Latest News » Thanks to mistletoe, ’tis the season to enhance colon cancer treatment

That mistletoe has other benefits, too.

That mistletoe has other benefits, too.

According to the American Cancer Society, colon cancer is one of the most common forms of the disease in the United States, following skin and lung cancer. Though medical practitioners recommend regular colon health screenings for people over the age of 50, pursuing balanced nutrition throughout your life can go a long way toward reducing your risk. And, while eating an ample amount of fruits and vegetables may ward off the disease altogether, a sprig of seasonal vegetation can potentially treat colon cancer once it develops.

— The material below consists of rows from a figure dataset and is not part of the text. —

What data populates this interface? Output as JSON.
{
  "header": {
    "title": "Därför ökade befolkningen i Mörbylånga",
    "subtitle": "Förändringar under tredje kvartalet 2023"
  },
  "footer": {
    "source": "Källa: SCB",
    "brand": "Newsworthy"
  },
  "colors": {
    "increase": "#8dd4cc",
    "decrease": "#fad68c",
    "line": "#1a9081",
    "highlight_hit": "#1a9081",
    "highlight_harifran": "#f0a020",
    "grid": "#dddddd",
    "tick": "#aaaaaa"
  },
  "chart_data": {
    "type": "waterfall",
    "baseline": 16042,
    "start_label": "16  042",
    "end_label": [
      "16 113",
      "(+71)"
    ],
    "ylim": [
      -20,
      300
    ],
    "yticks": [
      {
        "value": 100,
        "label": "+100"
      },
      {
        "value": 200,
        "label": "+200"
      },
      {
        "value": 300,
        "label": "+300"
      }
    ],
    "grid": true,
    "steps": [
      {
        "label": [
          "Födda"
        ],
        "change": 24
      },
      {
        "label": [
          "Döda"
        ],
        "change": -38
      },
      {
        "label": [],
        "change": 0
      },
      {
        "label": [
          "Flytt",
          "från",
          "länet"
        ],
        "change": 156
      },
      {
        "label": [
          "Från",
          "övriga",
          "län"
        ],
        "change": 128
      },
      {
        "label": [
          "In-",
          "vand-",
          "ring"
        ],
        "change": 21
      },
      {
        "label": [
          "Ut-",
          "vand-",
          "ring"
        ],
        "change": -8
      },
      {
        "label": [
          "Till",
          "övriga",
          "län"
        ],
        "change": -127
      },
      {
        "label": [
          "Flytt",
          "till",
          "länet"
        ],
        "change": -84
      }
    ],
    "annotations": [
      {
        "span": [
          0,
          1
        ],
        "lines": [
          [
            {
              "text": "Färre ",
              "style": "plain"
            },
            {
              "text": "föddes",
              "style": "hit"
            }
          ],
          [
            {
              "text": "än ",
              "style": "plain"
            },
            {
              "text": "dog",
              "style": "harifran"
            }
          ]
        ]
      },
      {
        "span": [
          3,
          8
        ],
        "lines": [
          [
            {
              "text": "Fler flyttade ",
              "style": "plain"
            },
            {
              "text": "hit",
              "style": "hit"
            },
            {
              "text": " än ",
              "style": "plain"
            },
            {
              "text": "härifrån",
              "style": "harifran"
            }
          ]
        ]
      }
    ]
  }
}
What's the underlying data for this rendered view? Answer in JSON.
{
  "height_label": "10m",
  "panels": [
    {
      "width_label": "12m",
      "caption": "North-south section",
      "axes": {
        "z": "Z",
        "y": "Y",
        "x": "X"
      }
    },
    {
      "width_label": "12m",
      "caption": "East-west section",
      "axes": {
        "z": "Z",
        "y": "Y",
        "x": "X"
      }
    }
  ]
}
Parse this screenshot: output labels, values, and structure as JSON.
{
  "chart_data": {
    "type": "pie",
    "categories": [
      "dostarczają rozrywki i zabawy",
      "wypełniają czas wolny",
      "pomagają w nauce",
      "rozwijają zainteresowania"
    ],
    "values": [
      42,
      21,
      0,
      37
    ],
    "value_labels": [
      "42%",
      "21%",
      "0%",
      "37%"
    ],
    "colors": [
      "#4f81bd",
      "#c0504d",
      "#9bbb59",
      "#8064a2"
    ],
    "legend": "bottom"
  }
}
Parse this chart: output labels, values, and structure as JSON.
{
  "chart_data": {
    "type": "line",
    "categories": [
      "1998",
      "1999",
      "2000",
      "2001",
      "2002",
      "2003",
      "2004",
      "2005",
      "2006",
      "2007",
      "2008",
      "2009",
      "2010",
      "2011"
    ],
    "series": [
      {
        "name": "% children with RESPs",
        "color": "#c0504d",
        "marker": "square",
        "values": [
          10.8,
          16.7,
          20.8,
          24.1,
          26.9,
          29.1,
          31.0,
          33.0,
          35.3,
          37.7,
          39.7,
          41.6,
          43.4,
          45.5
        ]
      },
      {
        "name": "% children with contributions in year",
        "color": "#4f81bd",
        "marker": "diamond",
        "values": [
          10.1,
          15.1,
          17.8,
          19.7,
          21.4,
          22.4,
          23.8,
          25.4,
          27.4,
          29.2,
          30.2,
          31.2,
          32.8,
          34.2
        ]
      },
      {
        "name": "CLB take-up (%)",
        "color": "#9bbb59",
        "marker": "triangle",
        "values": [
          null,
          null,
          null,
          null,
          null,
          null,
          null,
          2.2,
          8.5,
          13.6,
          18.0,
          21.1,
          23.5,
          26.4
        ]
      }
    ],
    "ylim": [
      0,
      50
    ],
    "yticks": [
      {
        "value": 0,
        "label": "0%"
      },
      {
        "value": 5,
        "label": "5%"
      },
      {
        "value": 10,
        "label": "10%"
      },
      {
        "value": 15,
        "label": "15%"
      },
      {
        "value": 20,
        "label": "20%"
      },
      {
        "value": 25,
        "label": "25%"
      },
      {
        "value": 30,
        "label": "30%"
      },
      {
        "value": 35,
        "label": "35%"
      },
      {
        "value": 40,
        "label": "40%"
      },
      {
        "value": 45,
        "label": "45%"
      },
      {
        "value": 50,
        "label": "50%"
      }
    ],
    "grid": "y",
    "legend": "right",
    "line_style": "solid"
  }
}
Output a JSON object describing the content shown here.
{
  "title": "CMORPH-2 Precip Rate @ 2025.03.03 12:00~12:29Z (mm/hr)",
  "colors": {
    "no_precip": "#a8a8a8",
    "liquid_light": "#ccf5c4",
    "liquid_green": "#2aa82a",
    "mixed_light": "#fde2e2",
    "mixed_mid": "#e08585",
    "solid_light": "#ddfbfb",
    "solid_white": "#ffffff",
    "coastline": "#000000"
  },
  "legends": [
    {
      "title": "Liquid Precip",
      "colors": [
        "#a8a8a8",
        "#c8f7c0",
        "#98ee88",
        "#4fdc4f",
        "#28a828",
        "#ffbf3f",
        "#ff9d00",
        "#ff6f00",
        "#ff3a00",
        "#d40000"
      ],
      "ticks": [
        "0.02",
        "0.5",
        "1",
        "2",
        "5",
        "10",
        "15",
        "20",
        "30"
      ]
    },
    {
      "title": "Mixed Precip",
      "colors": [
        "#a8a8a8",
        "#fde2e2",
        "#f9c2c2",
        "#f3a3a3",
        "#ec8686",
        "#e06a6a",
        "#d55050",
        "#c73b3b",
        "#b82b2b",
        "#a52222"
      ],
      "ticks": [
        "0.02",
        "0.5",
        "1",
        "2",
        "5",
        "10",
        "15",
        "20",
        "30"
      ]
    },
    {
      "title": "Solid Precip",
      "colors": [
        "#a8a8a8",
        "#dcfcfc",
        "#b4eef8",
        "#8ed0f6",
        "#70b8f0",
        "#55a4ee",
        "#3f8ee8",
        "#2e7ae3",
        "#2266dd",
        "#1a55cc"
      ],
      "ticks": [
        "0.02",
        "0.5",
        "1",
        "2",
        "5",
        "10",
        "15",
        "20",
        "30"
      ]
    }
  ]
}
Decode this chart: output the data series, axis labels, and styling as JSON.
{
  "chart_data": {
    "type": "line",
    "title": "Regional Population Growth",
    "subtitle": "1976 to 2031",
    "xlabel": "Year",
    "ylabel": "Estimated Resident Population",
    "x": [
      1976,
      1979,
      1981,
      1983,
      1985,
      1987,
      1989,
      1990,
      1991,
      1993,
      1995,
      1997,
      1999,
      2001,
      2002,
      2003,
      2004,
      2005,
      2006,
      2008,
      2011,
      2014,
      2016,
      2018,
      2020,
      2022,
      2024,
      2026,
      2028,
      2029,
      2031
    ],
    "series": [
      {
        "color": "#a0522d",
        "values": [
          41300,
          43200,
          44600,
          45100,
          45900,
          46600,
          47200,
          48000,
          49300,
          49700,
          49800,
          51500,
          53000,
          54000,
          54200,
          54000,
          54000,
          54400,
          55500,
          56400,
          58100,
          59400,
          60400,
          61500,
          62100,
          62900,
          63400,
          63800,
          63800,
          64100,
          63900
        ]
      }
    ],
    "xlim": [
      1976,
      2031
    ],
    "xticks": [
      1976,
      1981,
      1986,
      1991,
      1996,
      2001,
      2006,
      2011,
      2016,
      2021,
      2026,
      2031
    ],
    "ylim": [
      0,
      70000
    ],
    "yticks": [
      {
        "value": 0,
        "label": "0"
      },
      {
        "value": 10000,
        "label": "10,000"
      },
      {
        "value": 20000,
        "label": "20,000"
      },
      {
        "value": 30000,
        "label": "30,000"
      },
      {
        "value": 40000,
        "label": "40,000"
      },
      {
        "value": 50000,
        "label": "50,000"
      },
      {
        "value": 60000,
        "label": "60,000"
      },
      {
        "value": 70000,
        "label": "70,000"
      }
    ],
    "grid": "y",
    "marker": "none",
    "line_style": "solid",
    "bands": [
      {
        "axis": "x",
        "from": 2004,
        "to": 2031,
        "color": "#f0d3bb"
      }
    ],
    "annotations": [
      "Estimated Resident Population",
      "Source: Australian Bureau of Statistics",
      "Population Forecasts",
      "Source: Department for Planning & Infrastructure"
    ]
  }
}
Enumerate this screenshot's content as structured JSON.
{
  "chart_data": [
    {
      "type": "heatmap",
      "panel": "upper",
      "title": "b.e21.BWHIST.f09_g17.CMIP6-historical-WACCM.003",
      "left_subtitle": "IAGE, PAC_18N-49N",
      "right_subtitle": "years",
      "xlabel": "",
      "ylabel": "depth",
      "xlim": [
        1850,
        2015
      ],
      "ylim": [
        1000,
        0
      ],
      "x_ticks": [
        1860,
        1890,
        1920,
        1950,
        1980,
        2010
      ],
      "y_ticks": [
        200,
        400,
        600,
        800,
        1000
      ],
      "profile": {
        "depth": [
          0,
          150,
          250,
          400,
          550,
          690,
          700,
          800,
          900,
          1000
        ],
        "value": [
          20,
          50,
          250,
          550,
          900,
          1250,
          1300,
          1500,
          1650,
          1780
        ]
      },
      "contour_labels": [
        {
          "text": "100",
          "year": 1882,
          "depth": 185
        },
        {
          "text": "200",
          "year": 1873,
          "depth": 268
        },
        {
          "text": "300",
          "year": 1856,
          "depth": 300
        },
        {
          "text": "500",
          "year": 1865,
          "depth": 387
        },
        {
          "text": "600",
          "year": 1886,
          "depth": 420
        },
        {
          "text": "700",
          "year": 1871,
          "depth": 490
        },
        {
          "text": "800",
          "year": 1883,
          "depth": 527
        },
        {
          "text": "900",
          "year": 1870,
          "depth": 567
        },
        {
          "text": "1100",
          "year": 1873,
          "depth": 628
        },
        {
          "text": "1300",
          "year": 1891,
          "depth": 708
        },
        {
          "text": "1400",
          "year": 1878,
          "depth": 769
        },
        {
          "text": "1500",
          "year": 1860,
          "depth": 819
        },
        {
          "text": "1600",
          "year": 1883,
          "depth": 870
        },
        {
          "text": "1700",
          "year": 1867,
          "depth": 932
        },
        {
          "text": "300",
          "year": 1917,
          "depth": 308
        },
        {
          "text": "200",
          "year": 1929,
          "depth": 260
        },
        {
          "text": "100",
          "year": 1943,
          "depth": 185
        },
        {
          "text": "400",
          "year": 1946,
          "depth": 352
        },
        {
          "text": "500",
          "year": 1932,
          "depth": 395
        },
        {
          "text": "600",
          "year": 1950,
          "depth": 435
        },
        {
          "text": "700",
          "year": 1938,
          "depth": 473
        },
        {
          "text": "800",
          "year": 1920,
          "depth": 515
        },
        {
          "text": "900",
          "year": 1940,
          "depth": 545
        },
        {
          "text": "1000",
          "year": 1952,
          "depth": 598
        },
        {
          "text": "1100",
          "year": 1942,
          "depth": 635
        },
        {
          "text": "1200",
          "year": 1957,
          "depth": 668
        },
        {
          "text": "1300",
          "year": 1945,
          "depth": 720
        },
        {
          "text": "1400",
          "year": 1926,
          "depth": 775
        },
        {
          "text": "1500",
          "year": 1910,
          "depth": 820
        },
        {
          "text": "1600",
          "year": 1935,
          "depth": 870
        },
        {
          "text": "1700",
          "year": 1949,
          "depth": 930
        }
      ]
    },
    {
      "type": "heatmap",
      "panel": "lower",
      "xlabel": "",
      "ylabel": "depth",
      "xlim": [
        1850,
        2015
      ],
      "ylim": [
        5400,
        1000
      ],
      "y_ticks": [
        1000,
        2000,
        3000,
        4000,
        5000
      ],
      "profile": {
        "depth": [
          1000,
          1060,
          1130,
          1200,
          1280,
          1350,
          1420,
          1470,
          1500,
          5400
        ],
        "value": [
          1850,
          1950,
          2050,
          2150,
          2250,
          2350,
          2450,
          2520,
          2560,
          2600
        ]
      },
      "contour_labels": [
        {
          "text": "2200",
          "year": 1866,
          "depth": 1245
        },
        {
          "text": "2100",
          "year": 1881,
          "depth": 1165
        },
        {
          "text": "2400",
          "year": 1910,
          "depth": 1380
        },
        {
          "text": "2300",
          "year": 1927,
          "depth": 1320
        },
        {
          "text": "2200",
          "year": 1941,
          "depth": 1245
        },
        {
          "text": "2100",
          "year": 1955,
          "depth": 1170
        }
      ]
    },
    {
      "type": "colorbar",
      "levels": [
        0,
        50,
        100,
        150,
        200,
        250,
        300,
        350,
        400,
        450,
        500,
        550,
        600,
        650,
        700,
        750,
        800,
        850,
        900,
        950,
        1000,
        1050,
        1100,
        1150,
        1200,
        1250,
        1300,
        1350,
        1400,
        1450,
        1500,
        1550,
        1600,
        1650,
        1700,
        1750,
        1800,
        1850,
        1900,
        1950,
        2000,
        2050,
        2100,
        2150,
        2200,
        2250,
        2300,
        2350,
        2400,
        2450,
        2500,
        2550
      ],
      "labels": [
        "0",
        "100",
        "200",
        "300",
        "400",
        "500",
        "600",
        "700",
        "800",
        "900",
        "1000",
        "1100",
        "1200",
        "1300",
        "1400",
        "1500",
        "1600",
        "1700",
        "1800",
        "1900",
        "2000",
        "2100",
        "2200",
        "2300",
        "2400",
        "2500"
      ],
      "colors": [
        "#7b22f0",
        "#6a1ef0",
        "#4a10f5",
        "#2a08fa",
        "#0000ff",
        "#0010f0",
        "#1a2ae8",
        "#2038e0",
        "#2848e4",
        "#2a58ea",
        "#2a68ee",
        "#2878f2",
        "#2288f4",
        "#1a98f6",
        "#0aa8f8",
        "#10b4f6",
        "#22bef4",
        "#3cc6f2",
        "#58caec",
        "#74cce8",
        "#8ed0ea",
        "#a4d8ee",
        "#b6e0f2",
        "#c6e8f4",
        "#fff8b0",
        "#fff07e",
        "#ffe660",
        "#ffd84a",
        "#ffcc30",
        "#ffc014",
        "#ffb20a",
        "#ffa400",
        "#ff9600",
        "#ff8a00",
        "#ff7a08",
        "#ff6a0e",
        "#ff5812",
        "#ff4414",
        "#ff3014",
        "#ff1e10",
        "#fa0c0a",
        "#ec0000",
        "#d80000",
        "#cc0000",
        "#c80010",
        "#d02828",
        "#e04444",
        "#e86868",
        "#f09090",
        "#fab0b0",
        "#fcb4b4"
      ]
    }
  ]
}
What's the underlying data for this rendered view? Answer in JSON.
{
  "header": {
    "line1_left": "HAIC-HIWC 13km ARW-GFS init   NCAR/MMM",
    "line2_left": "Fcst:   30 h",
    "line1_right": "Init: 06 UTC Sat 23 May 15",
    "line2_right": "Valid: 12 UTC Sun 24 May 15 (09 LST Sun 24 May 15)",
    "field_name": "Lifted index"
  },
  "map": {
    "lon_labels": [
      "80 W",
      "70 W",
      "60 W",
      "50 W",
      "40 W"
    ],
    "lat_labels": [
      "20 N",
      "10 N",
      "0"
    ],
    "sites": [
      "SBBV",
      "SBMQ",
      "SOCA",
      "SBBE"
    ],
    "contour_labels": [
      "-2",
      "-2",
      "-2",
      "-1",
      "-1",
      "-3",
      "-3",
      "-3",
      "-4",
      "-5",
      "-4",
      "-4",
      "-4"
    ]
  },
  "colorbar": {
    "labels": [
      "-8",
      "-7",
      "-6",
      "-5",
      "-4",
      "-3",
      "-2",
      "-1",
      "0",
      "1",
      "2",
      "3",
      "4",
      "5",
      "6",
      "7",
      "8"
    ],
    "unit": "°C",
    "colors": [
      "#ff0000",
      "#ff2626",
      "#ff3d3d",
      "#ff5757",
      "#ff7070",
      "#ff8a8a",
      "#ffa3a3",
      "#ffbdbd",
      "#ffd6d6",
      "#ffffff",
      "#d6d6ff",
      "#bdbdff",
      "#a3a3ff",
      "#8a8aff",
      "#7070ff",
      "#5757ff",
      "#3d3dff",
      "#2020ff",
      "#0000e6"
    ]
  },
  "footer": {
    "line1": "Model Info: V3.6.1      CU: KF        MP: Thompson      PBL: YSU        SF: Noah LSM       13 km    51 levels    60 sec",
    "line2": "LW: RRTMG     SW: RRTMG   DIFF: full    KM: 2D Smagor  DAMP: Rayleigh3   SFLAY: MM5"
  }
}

While many people in the United States think of mistletoe as a beloved piece of holiday kitsch, this plant has been touted for its medicinal properties for centuries – dating back to the age of druids. But mistletoe isn't just the stuff of folklore. In fact, according to a press release from the University of Adelaide, an extract derived from mistletoe could be beneficial in the fight against colon cancer.

Mistletoe extract has already been incorporated in cancer-fighting treatments throughout Europe, but has yet to be implemented in the United States and Australia "due to a lack of scientific testing," the source states.

Zahra Lotfollahi, a student at the University of Adelaide, chose to tackle this concern in a research project, and her findings may significantly enhance colon cancer treatment efforts throughout the country.

Lotfallahi tested the impact of three different misteltoe extracts on colon cancer cells and found that one in particular – Fraxini – was actually more effective at preventing their spread than a chemotherapy drug she compared the extracts to. Plus, it proved to be more gentle on healthy cells than existing treatments.

It remains to be seen how this discovery will impact colon cancer treatment, not just in Australia, but even in the United States. In the meantime, eating healthy foods, getting regular exercise and limiting alcohol consumption can reduce your cancer risk overall.